Even from a distance Rio could see that Ophelia Bell was willowy and tall with one of those classic photogenic faces that took a stunning shot every time. The actress unbuttoned the top of her heavy, violet dress as she moved towards them. When she reached them Rio changed her assessment of her from willowy to painfully thin. The cheekbones stood out on her face like blades trying to burst out of skin and her collarbones caught the eye much more than the elegance of her neck. This was a woman in serious need of being force fed a week’s worth of homemade cooking.

‘You do know that this is a closed set,’ Ophelia announced in what many would have named a cut-glass voice, but to Rio’s ears was slightly pompous and a touch nose-in-the-air cold. ‘The show’s secrets and all that,’ she finished.

Rio pulled out her warrant card. ‘I’m Detective Inspector Rio Wray and this is my colleague Detective Jack Strong—’

The actress rolled her grey eyes. ‘If this is about Connie, I don’t know where he is. Nor do I want to know.’

‘Is Connie your brother Cornelius?’ Rio asked.

Ophelia’s bony fingers opened a few more buttons on the front of her dress as she muttered, ‘The rebel with too many causes; yep, that’s my brother Cornelius.’

‘Can we talk to you somewhere more private?’ Strong spoke this time.

Ophelia swept the pads of her long fingers from the top of her throat to the base. ‘Let’s go to my dressing room.’

They left behind the set as they walked towards a large corridor in a grand Essex manor house called Whitlow Park. The show had moved to a non-studio based location once its ratings shot up. It was a house perfectly trapped in another era – wooden panels and elaborate staircases, rose cornice ceilings, showy framed paintings and floors that gleamed except where large rugs lay. Ophelia talked all the way to the dressing room.

‘We just found out that the production company and broadcaster have done a top grade deal with the Americans to take it stateside. That’s going to open up all kinds of opportunities for me. My agent said that it’s only a matter of time before some big L.A. studios are knocking on my door with movie offers.’

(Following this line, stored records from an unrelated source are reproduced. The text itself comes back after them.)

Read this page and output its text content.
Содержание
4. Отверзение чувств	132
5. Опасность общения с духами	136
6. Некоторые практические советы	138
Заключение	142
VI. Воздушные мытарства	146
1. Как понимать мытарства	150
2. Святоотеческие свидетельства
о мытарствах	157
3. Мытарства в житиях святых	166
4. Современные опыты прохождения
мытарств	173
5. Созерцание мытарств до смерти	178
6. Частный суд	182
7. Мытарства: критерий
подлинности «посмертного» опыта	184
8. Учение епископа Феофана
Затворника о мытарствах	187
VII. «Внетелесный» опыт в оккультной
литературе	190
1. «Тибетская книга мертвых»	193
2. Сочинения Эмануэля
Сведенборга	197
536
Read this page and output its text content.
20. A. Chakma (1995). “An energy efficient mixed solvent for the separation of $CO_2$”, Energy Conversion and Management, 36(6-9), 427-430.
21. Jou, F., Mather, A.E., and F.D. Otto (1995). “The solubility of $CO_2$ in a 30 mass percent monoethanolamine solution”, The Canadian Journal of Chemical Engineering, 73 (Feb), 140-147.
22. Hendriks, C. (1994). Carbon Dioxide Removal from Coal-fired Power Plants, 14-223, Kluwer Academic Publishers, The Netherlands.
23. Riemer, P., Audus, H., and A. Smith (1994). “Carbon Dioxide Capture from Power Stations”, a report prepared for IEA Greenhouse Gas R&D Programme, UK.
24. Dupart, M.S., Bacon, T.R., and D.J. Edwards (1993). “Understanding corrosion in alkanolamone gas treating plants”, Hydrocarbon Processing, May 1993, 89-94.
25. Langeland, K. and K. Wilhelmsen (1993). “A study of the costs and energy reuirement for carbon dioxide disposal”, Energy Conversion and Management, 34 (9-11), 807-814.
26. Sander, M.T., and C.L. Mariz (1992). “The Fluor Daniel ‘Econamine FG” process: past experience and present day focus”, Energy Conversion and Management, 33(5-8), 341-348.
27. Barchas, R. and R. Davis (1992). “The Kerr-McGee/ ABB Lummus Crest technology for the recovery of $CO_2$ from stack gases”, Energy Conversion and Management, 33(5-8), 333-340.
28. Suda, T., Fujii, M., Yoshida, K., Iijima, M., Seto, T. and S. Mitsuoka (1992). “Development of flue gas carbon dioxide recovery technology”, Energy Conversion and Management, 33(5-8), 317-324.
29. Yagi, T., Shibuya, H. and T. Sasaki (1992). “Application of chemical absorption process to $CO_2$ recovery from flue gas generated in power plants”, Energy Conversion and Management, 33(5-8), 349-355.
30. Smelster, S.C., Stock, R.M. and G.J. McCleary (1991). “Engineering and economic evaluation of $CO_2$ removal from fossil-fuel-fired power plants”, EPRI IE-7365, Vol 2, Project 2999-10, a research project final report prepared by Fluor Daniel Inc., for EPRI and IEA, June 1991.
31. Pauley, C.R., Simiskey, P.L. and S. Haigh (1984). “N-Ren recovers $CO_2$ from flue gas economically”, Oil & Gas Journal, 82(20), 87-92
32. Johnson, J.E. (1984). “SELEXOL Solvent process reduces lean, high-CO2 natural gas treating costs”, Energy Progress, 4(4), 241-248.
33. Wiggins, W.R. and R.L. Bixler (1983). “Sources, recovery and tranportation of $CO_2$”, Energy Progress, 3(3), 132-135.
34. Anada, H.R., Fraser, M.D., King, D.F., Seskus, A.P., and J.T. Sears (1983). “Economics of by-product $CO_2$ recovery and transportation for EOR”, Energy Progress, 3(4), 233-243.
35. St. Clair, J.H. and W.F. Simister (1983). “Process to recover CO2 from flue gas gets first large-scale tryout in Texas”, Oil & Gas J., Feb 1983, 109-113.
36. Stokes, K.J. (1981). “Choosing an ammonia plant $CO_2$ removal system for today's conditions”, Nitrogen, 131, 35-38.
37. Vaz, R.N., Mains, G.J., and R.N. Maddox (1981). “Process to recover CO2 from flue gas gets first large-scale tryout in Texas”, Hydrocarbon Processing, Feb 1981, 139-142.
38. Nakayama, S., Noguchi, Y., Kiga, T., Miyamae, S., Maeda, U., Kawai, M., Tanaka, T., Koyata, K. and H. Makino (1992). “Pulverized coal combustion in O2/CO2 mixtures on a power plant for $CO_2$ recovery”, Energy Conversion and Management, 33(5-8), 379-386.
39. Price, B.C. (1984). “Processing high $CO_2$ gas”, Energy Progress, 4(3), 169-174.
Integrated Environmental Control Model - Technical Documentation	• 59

Neither Rio nor Strong responded as she used the energy from her flagrant excitement to swing a door forwards near the stairs. The corridor that faced them was darker and narrower than the part of the house they’d just left behind. Finally Ophelia Bell opened the door of a small, sparsely furnished room.

‘This was once the chambermaid’s room. Gave the producer a mini thrill to pop Lady Clarissa in here.’ She squinted at Strong noticing the stains on his shirt. ‘Looks like you could use the help of our costume or props department.’

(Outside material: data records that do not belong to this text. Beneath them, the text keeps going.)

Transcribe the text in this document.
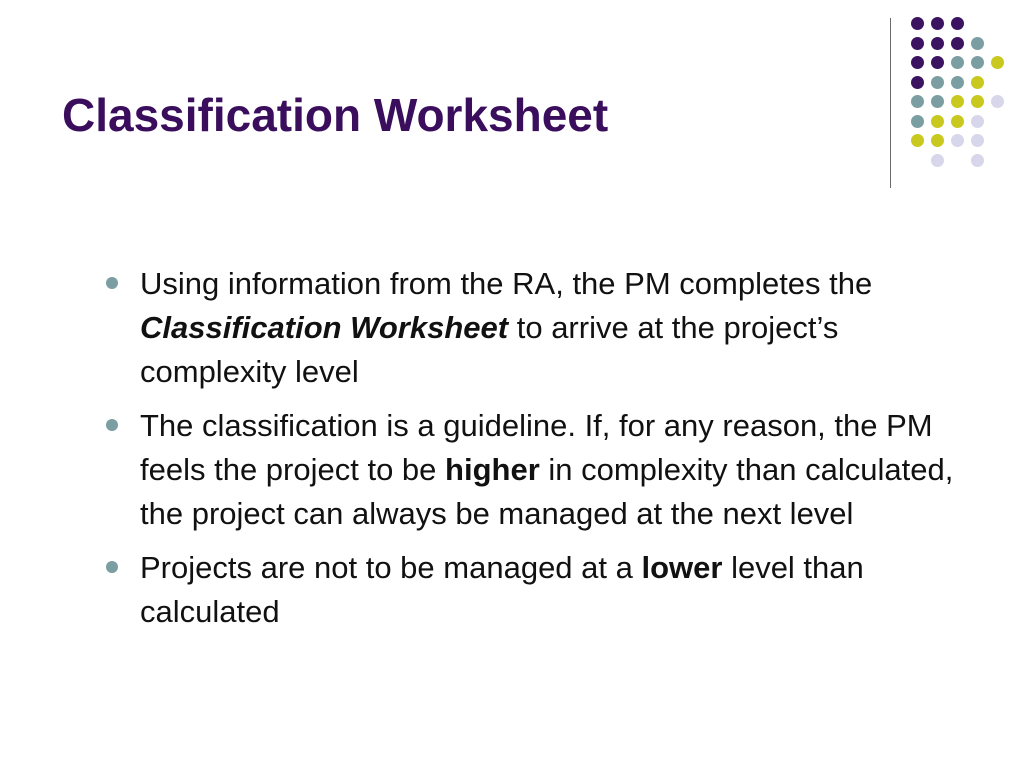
Classification Worksheet
Using information from the RA, the PM completes the Classification Worksheet to arrive at the project’s complexity level
The classification is a guideline. If, for any reason, the PM feels the project to be higher in complexity than calculated, the project can always be managed at the next level
Projects are not to be managed at a lower level than calculated
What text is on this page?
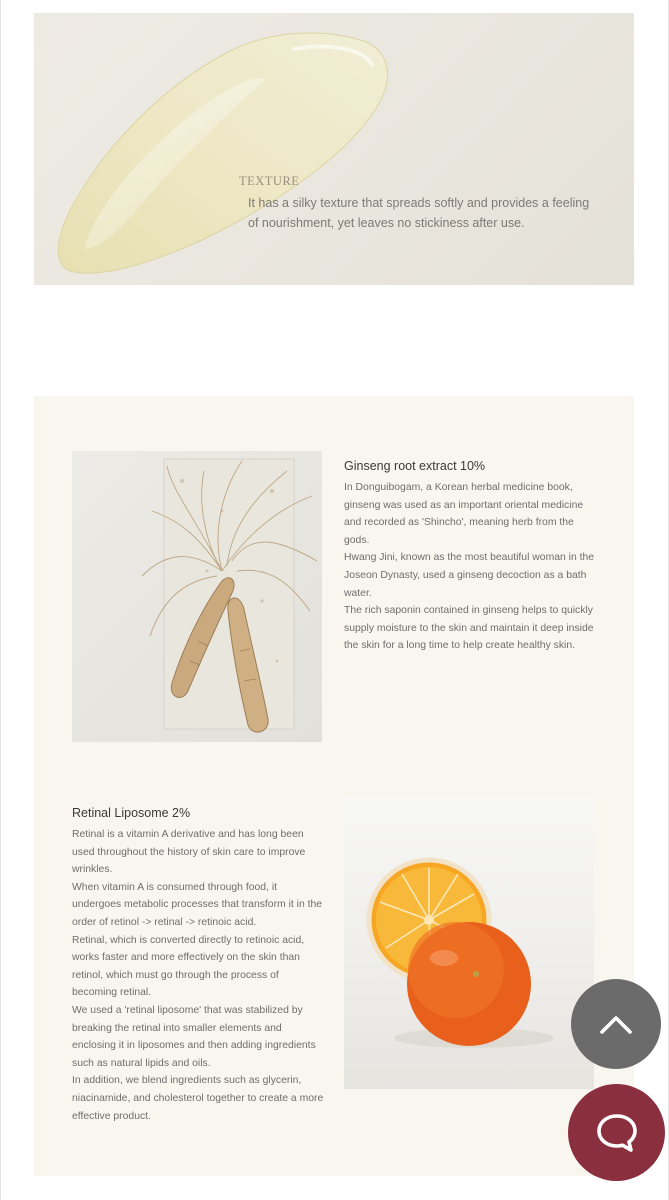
TEXTURE
It has a silky texture that spreads softly and provides a feeling of nourishment, yet leaves no stickiness after use.
Ginseng root extract 10%

In Donguibogam, a Korean herbal medicine book, ginseng was used as an important oriental medicine and recorded as 'Shincho', meaning herb from the gods.

Hwang Jini, known as the most beautiful woman in the Joseon Dynasty, used a ginseng decoction as a bath water.

The rich saponin contained in ginseng helps to quickly supply moisture to the skin and maintain it deep inside the skin for a long time to help create healthy skin.

Retinal Liposome 2%

Retinal is a vitamin A derivative and has long been used throughout the history of skin care to improve wrinkles.

When vitamin A is consumed through food, it undergoes metabolic processes that transform it in the order of retinol -> retinal -> retinoic acid.

Retinal, which is converted directly to retinoic acid, works faster and more effectively on the skin than retinol, which must go through the process of becoming retinal.

We used a 'retinal liposome' that was stabilized by breaking the retinal into smaller elements and enclosing it in liposomes and then adding ingredients such as natural lipids and oils.

In addition, we blend ingredients such as glycerin, niacinamide, and cholesterol together to create a more effective product.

His blue eyes twinkled at her. ‘Just a misunderstanding with my coffee, and some brown sugar.’

The scar on Rio’s left wrist twitched, but she kept her irritation under control reminding herself what she was here to do.

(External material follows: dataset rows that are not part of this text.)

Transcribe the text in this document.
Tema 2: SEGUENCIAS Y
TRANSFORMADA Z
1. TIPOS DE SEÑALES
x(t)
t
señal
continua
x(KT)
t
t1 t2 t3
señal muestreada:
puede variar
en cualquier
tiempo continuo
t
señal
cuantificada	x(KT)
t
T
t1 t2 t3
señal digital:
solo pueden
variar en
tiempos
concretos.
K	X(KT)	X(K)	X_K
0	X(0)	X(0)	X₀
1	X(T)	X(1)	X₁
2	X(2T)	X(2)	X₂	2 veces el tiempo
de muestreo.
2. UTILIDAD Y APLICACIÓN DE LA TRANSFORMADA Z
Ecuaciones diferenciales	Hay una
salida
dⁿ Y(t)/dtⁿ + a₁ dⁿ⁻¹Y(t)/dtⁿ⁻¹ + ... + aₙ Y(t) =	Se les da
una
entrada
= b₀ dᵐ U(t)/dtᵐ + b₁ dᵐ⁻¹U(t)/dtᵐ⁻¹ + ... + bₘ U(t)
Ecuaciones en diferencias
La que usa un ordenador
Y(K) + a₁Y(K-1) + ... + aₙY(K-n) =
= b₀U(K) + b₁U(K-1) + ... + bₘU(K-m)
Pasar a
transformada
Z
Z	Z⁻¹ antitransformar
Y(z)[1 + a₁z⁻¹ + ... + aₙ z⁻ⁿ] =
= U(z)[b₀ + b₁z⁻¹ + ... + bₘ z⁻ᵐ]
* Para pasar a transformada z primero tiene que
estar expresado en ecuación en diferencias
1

Ophelia pulled off her wig to reveal paprika red hair cut into a short style; strands fell in diagonal lines across her forehead and straight lines on the sides. It made her look younger, but laid the bone structure of her face even more bare.

‘So, what has good ole Connie been up to this time, detectives?’ Ophelia threw the wig on to a small dressing table.

‘You might want to sit down,’ Rio offered as she pointed to the single chair in the room.

‘I’ve had enough drama for one day so just tell me.’

‘It’s your parents—’

‘Mum and Dad?’

‘They were found dead this morning at their home. They were murdered.’

Ophelia’s face turned scarlet as the skin below the sharpness of her cheekbones sank. She shook her head. ‘No . . .
Not Mum and Dad . . .’

She took a step towards Rio, but her leg shook so much she wobbled as her foot reconnected to the floor. Strong moved quickly towards her, his arms outstretched to catch her weight. Ophelia thrust her palm up at him, making him freeze and creating an invisible protective wall around herself. Rio and Strong remained where they were, giving this woman the time she needed to absorb news that no person expects to hear about their parents. Finally Ophelia moved, legs still shaking, towards the chair, her breathing an audible, erratic rhythm in the room. Instead of sitting down, her fine fingers gripped the back of the chair to steady herself.